Setting up Hatch/installing the package [some not really about the template]

  • Docs for setting up the environment if using hatch would be nice. I spent a lot of time figuring out why hatch new --init wasn't working before running hatch env create.
  • If the package name is different to the project name a [tool.hatch.build.targets.wheel], packages=["mypath"] value needs to be added to pyproject.toml. I think the template allows these names to be different but doesn't update the hatch stuff to reflect.
  • Rather than a [tool.hatch] section with envs.default.<xyz> keys I seemed to need a [tool.hatch.envs.default] section for it to pick up the values correctly.
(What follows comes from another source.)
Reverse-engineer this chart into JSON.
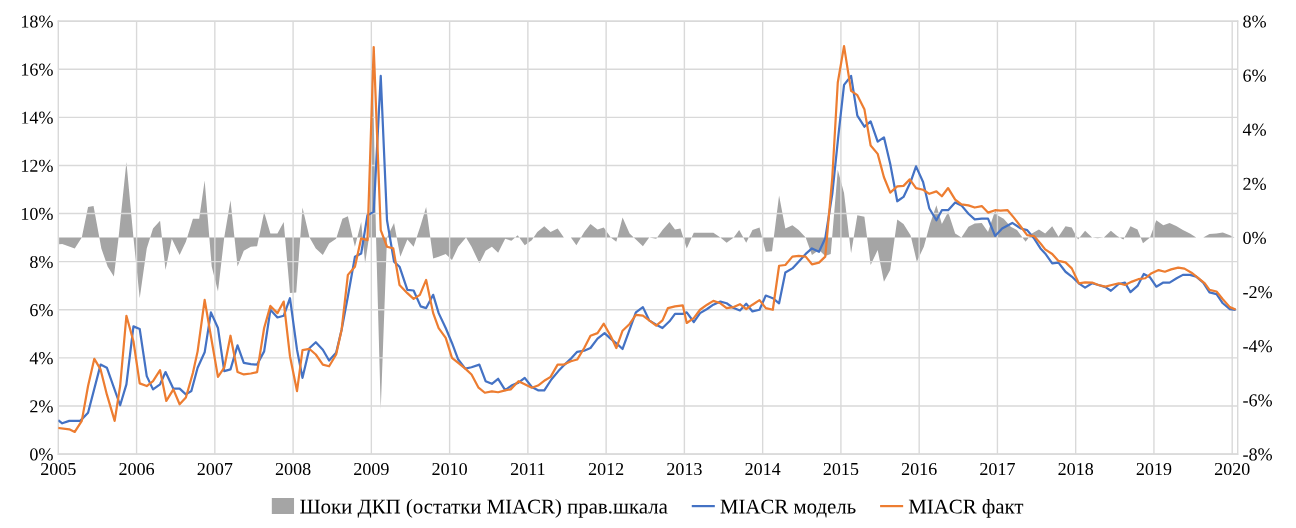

  • Is it necessary for there to be dependencies (pytest) listed in tool.hatch.envs.default when these are also specified in project.optional-dependencies? It seems optional dependencies are not installed in the hatch environment so I guess the answer is yes.
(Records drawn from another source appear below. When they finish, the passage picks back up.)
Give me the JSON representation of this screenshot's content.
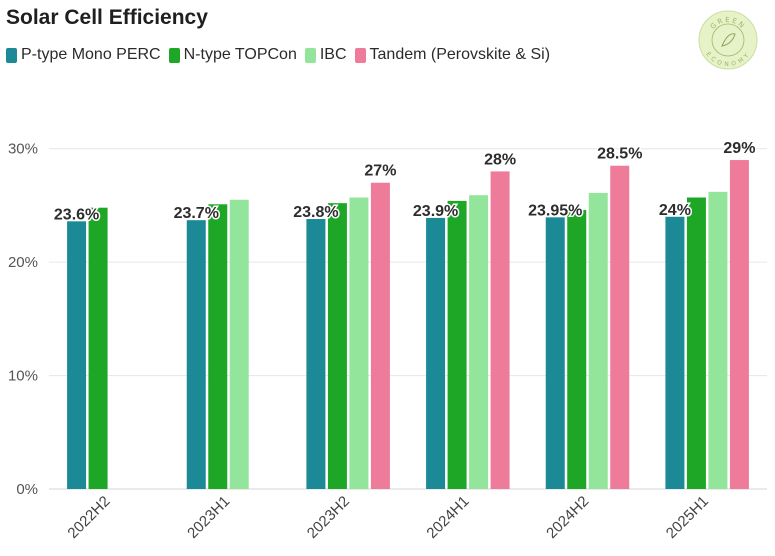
{
  "chart_data": {
    "type": "bar",
    "title": "Solar Cell Efficiency",
    "xlabel": "",
    "ylabel": "",
    "ylim": [
      0,
      35
    ],
    "yticks": [
      0,
      10,
      20,
      30
    ],
    "ytick_labels": [
      "0%",
      "10%",
      "20%",
      "30%"
    ],
    "categories": [
      "2022H2",
      "2023H1",
      "2023H2",
      "2024H1",
      "2024H2",
      "2025H1"
    ],
    "series": [
      {
        "name": "P-type Mono PERC",
        "color": "#1b8a96",
        "values": [
          23.6,
          23.7,
          23.8,
          23.9,
          23.95,
          24
        ]
      },
      {
        "name": "N-type TOPCon",
        "color": "#1ea626",
        "values": [
          24.8,
          25.1,
          25.2,
          25.4,
          24.6,
          25.7
        ]
      },
      {
        "name": "IBC",
        "color": "#94e59c",
        "values": [
          null,
          25.5,
          25.7,
          25.9,
          26.1,
          26.2
        ]
      },
      {
        "name": "Tandem (Perovskite & Si)",
        "color": "#ee7b99",
        "values": [
          null,
          null,
          27,
          28,
          28.5,
          29
        ]
      }
    ],
    "data_labels": [
      {
        "series": 0,
        "category": 0,
        "text": "23.6%"
      },
      {
        "series": 0,
        "category": 1,
        "text": "23.7%"
      },
      {
        "series": 0,
        "category": 2,
        "text": "23.8%"
      },
      {
        "series": 0,
        "category": 3,
        "text": "23.9%"
      },
      {
        "series": 0,
        "category": 4,
        "text": "23.95%"
      },
      {
        "series": 0,
        "category": 5,
        "text": "24%"
      },
      {
        "series": 3,
        "category": 2,
        "text": "27%"
      },
      {
        "series": 3,
        "category": 3,
        "text": "28%"
      },
      {
        "series": 3,
        "category": 4,
        "text": "28.5%"
      },
      {
        "series": 3,
        "category": 5,
        "text": "29%"
      }
    ],
    "legend": "top-left",
    "grid": true
  },
  "logo": {
    "top_text": "GREEN",
    "bottom_text": "ECONOMY"
  }
}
    • Edit: The Hatch docs suggest adding a features block to tool.hatch.envs to do this.
  • (as an aside) it's nice that hatch seems to be able to manage python versions on its own!
  • When I try to update a dependency: "ERROR: pip's dependency resolver does not currently take into account all the packages that are installed. This behaviour is the source of the following dependency conflicts.
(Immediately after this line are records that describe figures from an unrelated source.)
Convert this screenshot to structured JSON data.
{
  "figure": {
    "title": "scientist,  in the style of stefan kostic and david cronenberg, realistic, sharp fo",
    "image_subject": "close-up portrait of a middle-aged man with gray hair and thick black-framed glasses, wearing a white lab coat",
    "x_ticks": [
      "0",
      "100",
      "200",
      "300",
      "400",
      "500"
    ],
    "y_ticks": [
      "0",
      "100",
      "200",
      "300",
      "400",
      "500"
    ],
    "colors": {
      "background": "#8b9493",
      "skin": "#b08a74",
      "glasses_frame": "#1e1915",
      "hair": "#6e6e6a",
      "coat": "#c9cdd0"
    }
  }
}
    locomoset 0.1.0 requires wandb~=0.15.11, but you have wandb 0.17.0 which is incompatible." -> I had 0.15.11 before and I'm telling you it now should be 0.17.0?
    • If I deleted and recreated the environment it was fine after, but don't get why updating the pyproject.toml then syncing dependencies didn't work.
  • If I configure Hatch to put virtual environments in .venv VS Code still doesn't use them automatically as the Hatch env is put in a sub-directory within .venv.
  • Is there not an equivalent of poetry add, is it just by changing pyproject.toml manually?

Using the template

  • The pytest options make loads of my tests fail due to warnings from other packages. Maybe I should be better at suppressing/fixing these warnings but it feels quite aggressive as the default.
  • name-tests-test in pre-commit is shouting at me for having files that don't start with test_ in my tests directory (those files don't contain tests), but wouldn't be a big deal to exclude them.
  • mypy is shouting at me about a lot but unsurprising since I didn't use mypy in that project. But does the pre-commit config remove type-checking if it's not asked for in the template setup (I haven't checked but don't see anything in the pre-commit config that would remove it)?
  • The default ruff config picks up on some interesting things, but not sure I'd want all of them to block commits/fail actions.
    • Edit: Actually, having gone through them the vast majority I'd be happy to have flagged, the main ones I'm not sure about are EM101, EM102, B028, which IMO sacrifice readability/ease of development for slightly better logs/tracebacks. There are also several cases of ARG001 and ARG002 I'd need to ignore (unused arguments for compatibility with other functions/classes), though I can see this helping more often than hurting.